“Impact”
Impact
Cynthia’s Column April 2006
David Putnam was recently honored with a lifetime achievement award from the British Academy of Film (BAFTA), the equivalent of our Oscars. Putnam is a producer whose achievements include Ghandi and Chariots of Fire. He talked about his father who died before David’s first big success, and how he had missed that special look from a proud father and that hug. It made the grief of losing his father more painful, having missed that shared victory and the chance of making his father proud.
Then Putnam told about the experience of seeing the film The Sixth Sense, as a member of the audience. He had nothing to do with that movie. And of the scene near the end when the little boy who “sees dead people” was sitting in a car stuck in traffic with his Mom, trying to tell her about his experiences. She asked if, when she took him to the graveyard, he saw his grandmother. He said, “Yes. She told me to tell you that the answer to your question is ‘Every hour of every day.’” And his mom began to cry. “Mom?” He asked “What was your question?” She said, “Were you ever proud of me?”
And then, in the dark movie theater, David Putnam began to cry. And he felt that he had his own personal message from his father. That his dad had been proud of him every hour of every day. Even for someone who had worked in the motion picture industry for decades, who not only knew how the magic was made, how the strings were pulled including the heartstrings, but had done it himself, moving other audiences to cheers and tears, this scene had a powerful impact.
As writers we need to understand that what we write can have powerful and far reaching impact. It can touch people and change people we will never know about and probably never even imagine.
A few years ago, at a Willamette Writers monthly meeting a woman came up to me and told me that she was an adoptee, and that when she watched Buffalo Girls she felt that Calamity Jane’s letters to her daughter, the baby that she had given away, were written to her from her birth mother and that they’d meant a lot to her. She hugged me and cried and I was glad, but surprised. I had never thought of Buffalo Girls as being about adoption, though of course that was part of the story. I thought of it as being an adventure about women in the old west and a couple of old beaver trappers and Buffalo Bill turning it all into a show as the real Wild West was coming to an end. So there was an example of something I wrote having an impact that I was completely unaware of.

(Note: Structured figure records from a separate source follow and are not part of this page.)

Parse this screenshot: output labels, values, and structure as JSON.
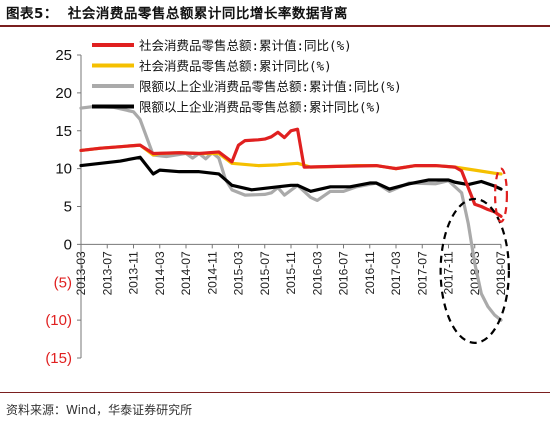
{
  "header": {
    "figure_label": "图表5：",
    "title": "社会消费品零售总额累计同比增长率数据背离"
  },
  "source": "资料来源：Wind，华泰证券研究所",
  "colors": {
    "red": "#e02020",
    "yellow": "#f5c000",
    "grey": "#aaaaaa",
    "black": "#000000",
    "negative_tick": "#e02020",
    "ellipse": "#000000",
    "ellipse_red": "#e02020"
  },
  "chart_data": {
    "type": "line",
    "ylim": [
      -15,
      25
    ],
    "yticks": [
      {
        "value": 25,
        "label": "25"
      },
      {
        "value": 20,
        "label": "20"
      },
      {
        "value": 15,
        "label": "15"
      },
      {
        "value": 10,
        "label": "10"
      },
      {
        "value": 5,
        "label": "5"
      },
      {
        "value": 0,
        "label": "0"
      },
      {
        "value": -5,
        "label": "(5)"
      },
      {
        "value": -10,
        "label": "(10)"
      },
      {
        "value": -15,
        "label": "(15)"
      }
    ],
    "xlim": [
      "2013-03",
      "2018-07"
    ],
    "xticks": [
      "2013-03",
      "2013-07",
      "2013-11",
      "2014-03",
      "2014-07",
      "2014-11",
      "2015-03",
      "2015-07",
      "2015-11",
      "2016-03",
      "2016-07",
      "2016-11",
      "2017-03",
      "2017-07",
      "2017-11",
      "2018-03",
      "2018-07"
    ],
    "grid": false,
    "legend_position": "top-center",
    "series": [
      {
        "name": "社会消费品零售总额:累计值:同比(%)",
        "color": "red",
        "points": [
          [
            "2013-03",
            12.4
          ],
          [
            "2013-06",
            12.7
          ],
          [
            "2013-09",
            12.9
          ],
          [
            "2013-12",
            13.1
          ],
          [
            "2014-02",
            12.0
          ],
          [
            "2014-06",
            12.1
          ],
          [
            "2014-09",
            12.0
          ],
          [
            "2014-12",
            12.2
          ],
          [
            "2015-02",
            10.9
          ],
          [
            "2015-03",
            13.1
          ],
          [
            "2015-04",
            13.7
          ],
          [
            "2015-06",
            13.8
          ],
          [
            "2015-07",
            13.9
          ],
          [
            "2015-08",
            14.2
          ],
          [
            "2015-09",
            14.8
          ],
          [
            "2015-10",
            14.1
          ],
          [
            "2015-11",
            15.0
          ],
          [
            "2015-12",
            15.2
          ],
          [
            "2016-01",
            10.2
          ],
          [
            "2016-06",
            10.3
          ],
          [
            "2016-12",
            10.4
          ],
          [
            "2017-03",
            10.0
          ],
          [
            "2017-06",
            10.4
          ],
          [
            "2017-09",
            10.4
          ],
          [
            "2017-12",
            10.2
          ],
          [
            "2018-01",
            9.7
          ],
          [
            "2018-02",
            7.5
          ],
          [
            "2018-03",
            5.3
          ],
          [
            "2018-04",
            5.0
          ],
          [
            "2018-05",
            4.6
          ],
          [
            "2018-06",
            4.3
          ],
          [
            "2018-07",
            3.7
          ]
        ]
      },
      {
        "name": "社会消费品零售总额:累计同比(%)",
        "color": "yellow",
        "points": [
          [
            "2013-03",
            12.4
          ],
          [
            "2013-06",
            12.7
          ],
          [
            "2013-09",
            12.9
          ],
          [
            "2013-12",
            13.1
          ],
          [
            "2014-02",
            11.8
          ],
          [
            "2014-03",
            12.0
          ],
          [
            "2014-06",
            12.1
          ],
          [
            "2014-09",
            12.0
          ],
          [
            "2014-12",
            12.0
          ],
          [
            "2015-02",
            10.7
          ],
          [
            "2015-06",
            10.4
          ],
          [
            "2015-09",
            10.5
          ],
          [
            "2015-12",
            10.7
          ],
          [
            "2016-02",
            10.2
          ],
          [
            "2016-06",
            10.3
          ],
          [
            "2016-09",
            10.4
          ],
          [
            "2016-12",
            10.4
          ],
          [
            "2017-03",
            10.0
          ],
          [
            "2017-06",
            10.4
          ],
          [
            "2017-09",
            10.4
          ],
          [
            "2017-12",
            10.2
          ],
          [
            "2018-03",
            9.8
          ],
          [
            "2018-06",
            9.4
          ],
          [
            "2018-07",
            9.3
          ]
        ]
      },
      {
        "name": "限额以上企业消费品零售总额:累计值:同比(%)",
        "color": "grey",
        "points": [
          [
            "2013-03",
            18.0
          ],
          [
            "2013-05",
            18.2
          ],
          [
            "2013-08",
            18.1
          ],
          [
            "2013-11",
            17.5
          ],
          [
            "2013-12",
            16.5
          ],
          [
            "2014-02",
            11.8
          ],
          [
            "2014-04",
            11.6
          ],
          [
            "2014-07",
            12.0
          ],
          [
            "2014-08",
            11.4
          ],
          [
            "2014-09",
            12.0
          ],
          [
            "2014-10",
            11.3
          ],
          [
            "2014-11",
            12.1
          ],
          [
            "2014-12",
            11.4
          ],
          [
            "2015-01",
            8.6
          ],
          [
            "2015-02",
            7.2
          ],
          [
            "2015-04",
            6.5
          ],
          [
            "2015-07",
            6.6
          ],
          [
            "2015-08",
            6.8
          ],
          [
            "2015-09",
            7.5
          ],
          [
            "2015-10",
            6.5
          ],
          [
            "2015-12",
            7.8
          ],
          [
            "2016-02",
            6.2
          ],
          [
            "2016-03",
            5.8
          ],
          [
            "2016-05",
            7.0
          ],
          [
            "2016-07",
            7.0
          ],
          [
            "2016-09",
            7.6
          ],
          [
            "2016-12",
            8.1
          ],
          [
            "2017-02",
            7.0
          ],
          [
            "2017-05",
            8.1
          ],
          [
            "2017-09",
            8.0
          ],
          [
            "2017-11",
            8.4
          ],
          [
            "2018-01",
            6.8
          ],
          [
            "2018-02",
            2.8
          ],
          [
            "2018-03",
            -2.5
          ],
          [
            "2018-04",
            -6.5
          ],
          [
            "2018-05",
            -8.2
          ],
          [
            "2018-06",
            -9.3
          ],
          [
            "2018-07",
            -10.0
          ]
        ]
      },
      {
        "name": "限额以上企业消费品零售总额:累计同比(%)",
        "color": "black",
        "points": [
          [
            "2013-03",
            10.4
          ],
          [
            "2013-06",
            10.7
          ],
          [
            "2013-09",
            11.0
          ],
          [
            "2013-12",
            11.5
          ],
          [
            "2014-02",
            9.3
          ],
          [
            "2014-03",
            9.8
          ],
          [
            "2014-06",
            9.6
          ],
          [
            "2014-09",
            9.6
          ],
          [
            "2014-12",
            9.3
          ],
          [
            "2015-02",
            7.8
          ],
          [
            "2015-05",
            7.2
          ],
          [
            "2015-08",
            7.5
          ],
          [
            "2015-11",
            7.8
          ],
          [
            "2015-12",
            7.8
          ],
          [
            "2016-02",
            7.0
          ],
          [
            "2016-05",
            7.6
          ],
          [
            "2016-08",
            7.6
          ],
          [
            "2016-11",
            8.1
          ],
          [
            "2016-12",
            8.1
          ],
          [
            "2017-02",
            7.3
          ],
          [
            "2017-05",
            8.0
          ],
          [
            "2017-08",
            8.5
          ],
          [
            "2017-11",
            8.5
          ],
          [
            "2017-12",
            8.2
          ],
          [
            "2018-02",
            7.9
          ],
          [
            "2018-04",
            8.3
          ],
          [
            "2018-06",
            7.7
          ],
          [
            "2018-07",
            7.3
          ]
        ]
      }
    ],
    "annotations": [
      {
        "shape": "dashed-ellipse",
        "color": "ellipse",
        "center": [
          "2018-03",
          -3.5
        ],
        "rx_months": 5.2,
        "ry": 9.5
      },
      {
        "shape": "dashed-ellipse",
        "color": "ellipse_red",
        "center": [
          "2018-07",
          6.5
        ],
        "rx_months": 0.9,
        "ry": 3.5
      }
    ]
  }
}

Fortunately in this case a positive impact.
Most of the time, we never hear about the impact writers’ work has once it goes out into the world, but sometimes word filters back to us. I wrote a T.V. movie called One Terrific Guy (played by Wayne Rogers) about a gym teacher at Beverly Hills High School who was molesting girls under the pretext of research for a phony doctoral dissertation. When it aired, several girls in America went to their mothers to say, “That happened to me.” And at least one man went to prison as a result.
When the miniseries I Know My First Name Is Steven aired, (which I rewrote from a teleplay by J.P. Miller) it got incredibly high ratings (35 share the first night, 42 the second) and helped to change laws to eliminate the statute of limitations on kidnapping and molesting children.
Sometimes writers have unintended negative impact. Last week bank robbers modeled their crime after the latest Harrison Ford thriller Firewall and stole $87 million from a bank in England, after kidnapping the bank manager’s family. It looks like they will all be apprehended, but yikes! I guess now we have to be careful that our plots seem clever but don’t actually work in the real world. Particularly if we’re writing about crimes or terrorist plots.
Many years ago, on a presidential election night, the only movie on free TV was Deer Hunter. I heard that the next day eleven children were hurt or killed playing Russian roulette with loaded guns, which is dramatized in that movie.
In a frat boy prank movie called XXXXX, as a pledge stunt, drunk football players go out at night and lie down on the white line in the highway, laughing as trucks blow past them at high speed. After seeing the movie, a boy was killed trying this with his friends. I guess this means we can’t underestimate the stupidity of a portion of any audience. When he was around ten, my stepson Jake used to say, “Don’t try this at home. Try it at your friend’s home.” And another one of Jake’s gems, “There’s a time and a place for everything and it’s called college.”
We have to think beyond the commercial to the practical and look beyond “What’s hot? What will sell?” to consider “If they do make this movie or publish this book, what will the impact be? What harm could it do? And what good?” You may not have realized how powerful you are. Get it. You are. You have the power in your pen to kill, and to redeem. As Tom Stoppard put it, (in The Real Thing) if you get the right words in the right order, “you can nudge the world a little. Or make a poem that children will speak for you after you’re dead.”